Step 1: Create an AKS Cluster

You can create an AKS cluster via the Azure portal, Azure CLI, or SDK.

from azureml.core.compute import ComputeTarget, AksCompute

# Define the cluster provisioning configuration
prov_config = AksCompute.provisioning_configuration(location='eastus',
                                                   agent_count = 3,
                                                   vm_size = 'Standard_DS3_v2')

# Create the cluster
aks_target = ComputeTarget.create(workspace=workspace,
                                  name='my-aks-cluster',
                                  provisioning_configuration=prov_config)
aks_target.wait_for_completion(show_output=True)
                            

Step 2: Deploy to AKS

Similar to ACI, you define an inference configuration and a deployment configuration, but this time targeting your AKS cluster.

from azureml.core.webservice import AksWebservice
from azureml.core.model import InferenceConfig, Model

inference_config = InferenceConfig(entry_script="score.py", environment=myenv)
aks_config = AksWebservice.deploy_configuration(cpu_cores = 1, memory_gb = 1, autoscale_enabled=True, max_replicas=3)

service = Model.deploy(workspace=workspace,
                       name='my-aks-service',
                       models=[model], # Assuming 'model' is your registered model object
                       inference_config=inference_config,
                       deployment_config=aks_config,
                       compute_target=aks_target, # Specify your AKS compute target
                       overwrite=True)
service.wait_for_deployment(show_output=True)
                            

Ensure your AKS cluster has enough resources and is properly configured for your model's demands.

Azure Machine Learning Managed Endpoints

Managed endpoints offer a simplified and scalable way to deploy models. They abstract away much of the infrastructure management.

Real-time Endpoints

For low-latency, high-throughput inference.
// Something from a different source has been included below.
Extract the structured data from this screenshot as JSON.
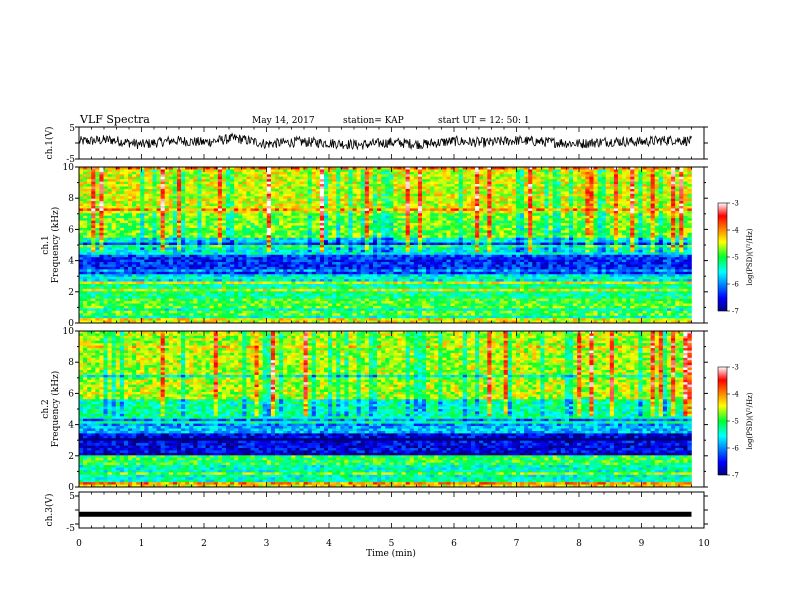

Step 1: Create an Online Endpoint

Define the endpoint configuration.

from azureml.core.model import OnlineEndpoint, Model

# Create or get your model
# model = Model(...)

# Create an online endpoint
endpoint = OnlineEndpoint.create(workspace=workspace,
                                name='my-realtime-endpoint',
                                description='Real-time inference endpoint',
                                auth_mode='key')
                            

Step 2: Create a Deployment

Deploy your model to the endpoint.

from azureml.core.model import OnlineDeployment

deployment = OnlineDeployment.create(endpoint=endpoint,
                                     name='my-deployment',
                                     models=[model], # Your registered model
                                     environment=myenv, # Your environment
                                     code_path='.', # Path to your scoring script
                                     scoring_script='score.py',
                                     instance_type='Standard_DS2_v2',
                                     instance_count=1)
deployment.wait_for_deployment(show_output=True)
                            

Batch Endpoints

For scoring large datasets offline.

Deployment for batch endpoints follows a similar pattern, defining a batch deployment on a batch endpoint.

Managed endpoints simplify scaling, monitoring, and updating your deployed models.

Monitoring and Management

Once deployed, it's crucial to monitor your models for performance, drift, and errors.

  • Azure Monitor: Collects metrics and logs for your deployed services.
  • Application Insights: Provides detailed insights into application performance and usage.
  • Model performance tracking: Implement logging within your scoring script to track predictions and potential issues.

Conclusion

Azure Machine Learning offers flexible and powerful options for deploying your models. Whether you choose ACI for simplicity, AKS for robust production, or Managed Endpoints for ease of use, you can effectively bring your AI solutions to production environments.